Bourbon vs. Scotch - Der ultimative Whisky-Vergleich

12. April 2026

Zwei Flaschen edler Tropfen: Dalmore Scotch und Bulleit Bourbon. Ein Glas Scotch und ein Glas Bourbon mit Eis stehen bereit.

Inhaltsverzeichnis

Bourbon und Scotch sind zwei sehr unterschiedliche Wege, Whisky zu bauen: andere Rohstoffe, andere Fässer, andere Reife-Logik, anderer Geschmack. Wer die beiden Stile sauber vergleicht, versteht nicht nur die rechtlichen Unterschiede, sondern liest auch Etiketten, Aromen und Altersangaben viel sicherer. Genau darum geht es hier: klare Orientierung ohne Marketingnebel.

Die wichtigsten Unterschiede auf einen Blick

  • Bourbon ist ein amerikanischer Whiskey mit mindestens 51 Prozent Mais, Scotch ist eine geschützte schottische Whisky-Kategorie mit klarer Herkunftsregel.
  • Bourbon reift in neuen, ausgebrannten Eichenfässern; Scotch reift in Eichenfässern, die oft schon einmal belegt waren.
  • Scotch muss mindestens 3 Jahre reifen und mit mindestens 40 Vol.-% abgefüllt werden; Bourbon kennt kein allgemeines Mindestalter, „Straight Bourbon“ aber ab 2 Jahren.
  • Die Schreibweise ist ein guter Hinweis auf die Herkunft: „Whiskey“ ist in den USA üblich, „Whisky“ in Schottland und vielen anderen Märkten.
  • Nicht jeder Scotch ist rauchig und nicht jeder Bourbon ist süß - der konkrete Stil hängt stark von Maische, Brennverfahren und Fass ab.

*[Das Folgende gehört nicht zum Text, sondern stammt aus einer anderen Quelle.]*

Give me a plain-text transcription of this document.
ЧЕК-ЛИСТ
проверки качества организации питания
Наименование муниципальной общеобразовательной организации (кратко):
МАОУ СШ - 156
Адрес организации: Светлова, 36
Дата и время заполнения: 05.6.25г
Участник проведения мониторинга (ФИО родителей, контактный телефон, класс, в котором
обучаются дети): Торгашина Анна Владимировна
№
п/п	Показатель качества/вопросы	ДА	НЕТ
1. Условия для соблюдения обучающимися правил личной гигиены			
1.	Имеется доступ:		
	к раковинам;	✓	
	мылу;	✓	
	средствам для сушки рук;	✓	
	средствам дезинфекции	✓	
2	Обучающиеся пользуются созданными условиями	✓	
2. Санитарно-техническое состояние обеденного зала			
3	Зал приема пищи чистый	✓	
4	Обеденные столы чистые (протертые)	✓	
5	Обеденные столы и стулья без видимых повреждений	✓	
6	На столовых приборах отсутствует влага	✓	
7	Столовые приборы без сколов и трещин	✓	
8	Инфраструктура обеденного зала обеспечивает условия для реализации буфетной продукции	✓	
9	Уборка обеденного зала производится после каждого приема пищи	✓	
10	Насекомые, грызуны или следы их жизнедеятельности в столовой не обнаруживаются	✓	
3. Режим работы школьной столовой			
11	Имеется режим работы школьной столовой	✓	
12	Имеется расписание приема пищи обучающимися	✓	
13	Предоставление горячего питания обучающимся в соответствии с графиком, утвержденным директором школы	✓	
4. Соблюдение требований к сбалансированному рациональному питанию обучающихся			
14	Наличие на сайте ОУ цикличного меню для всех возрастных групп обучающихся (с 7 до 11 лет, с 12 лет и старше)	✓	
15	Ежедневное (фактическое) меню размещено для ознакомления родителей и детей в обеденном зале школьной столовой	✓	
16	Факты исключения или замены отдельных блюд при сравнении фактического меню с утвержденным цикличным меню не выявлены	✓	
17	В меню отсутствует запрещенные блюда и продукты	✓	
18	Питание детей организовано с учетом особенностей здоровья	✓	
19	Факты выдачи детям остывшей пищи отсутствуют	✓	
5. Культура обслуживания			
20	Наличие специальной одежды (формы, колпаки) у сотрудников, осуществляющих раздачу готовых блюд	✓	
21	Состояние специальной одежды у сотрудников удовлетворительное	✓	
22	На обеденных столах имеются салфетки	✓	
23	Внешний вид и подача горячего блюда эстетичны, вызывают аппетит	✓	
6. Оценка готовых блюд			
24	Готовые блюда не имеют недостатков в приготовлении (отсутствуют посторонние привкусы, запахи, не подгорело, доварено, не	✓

Die wichtigsten Unterschiede im direkten Vergleich

Ich trenne bei diesem Vergleich zuerst die Regeln, weil sie den Stil am zuverlässigsten erklären. Wer nur auf Farbe oder Preis schaut, übersieht oft das Entscheidende: Bourbon ist ein amerikanischer Whiskey-Stil mit Mais als Leitgetreide, Scotch ist eine geschützte schottische Kategorie mit anderer Herkunfts- und Reifelogik.

Merkmal Bourbon Scotch Was das praktisch bedeutet
Herkunft USA Schottland Die Herkunft ist Teil der gesetzlichen Identität.
Getreide Mindestens 51 Prozent Mais Meist Gerste; Single Malt nur gemälzte Gerste Mais drückt Bourbon meist in eine süßere Richtung, Gerste eher in malzige und fruchtige.
Destillation Bis 80 Vol.-% Unter 94,8 Vol.-% Scotch darf nicht zu neutral gebrannt werden, damit mehr Aroma bleibt.
Fass Neue, ausgebrannte Eiche Eichenfässer, oft bereits vorbelegt; maximal 700 Liter Bourbon zieht schnell Vanille und Karamell, Scotch hängt stärker von der Fassvorbelegung ab.
Reifung Kein allgemeines Mindestalter; Straight Bourbon ab 2 Jahren Mindestens 3 Jahre Scotch ist immer gereift, Bourbon kann sehr jung sein.
Abfüllung Mindestens 40 Vol.-% Mindestens 40 Vol.-% Die Mindeststärke ist ähnlich, aber die Aromen entstehen unter ganz anderen Bedingungen.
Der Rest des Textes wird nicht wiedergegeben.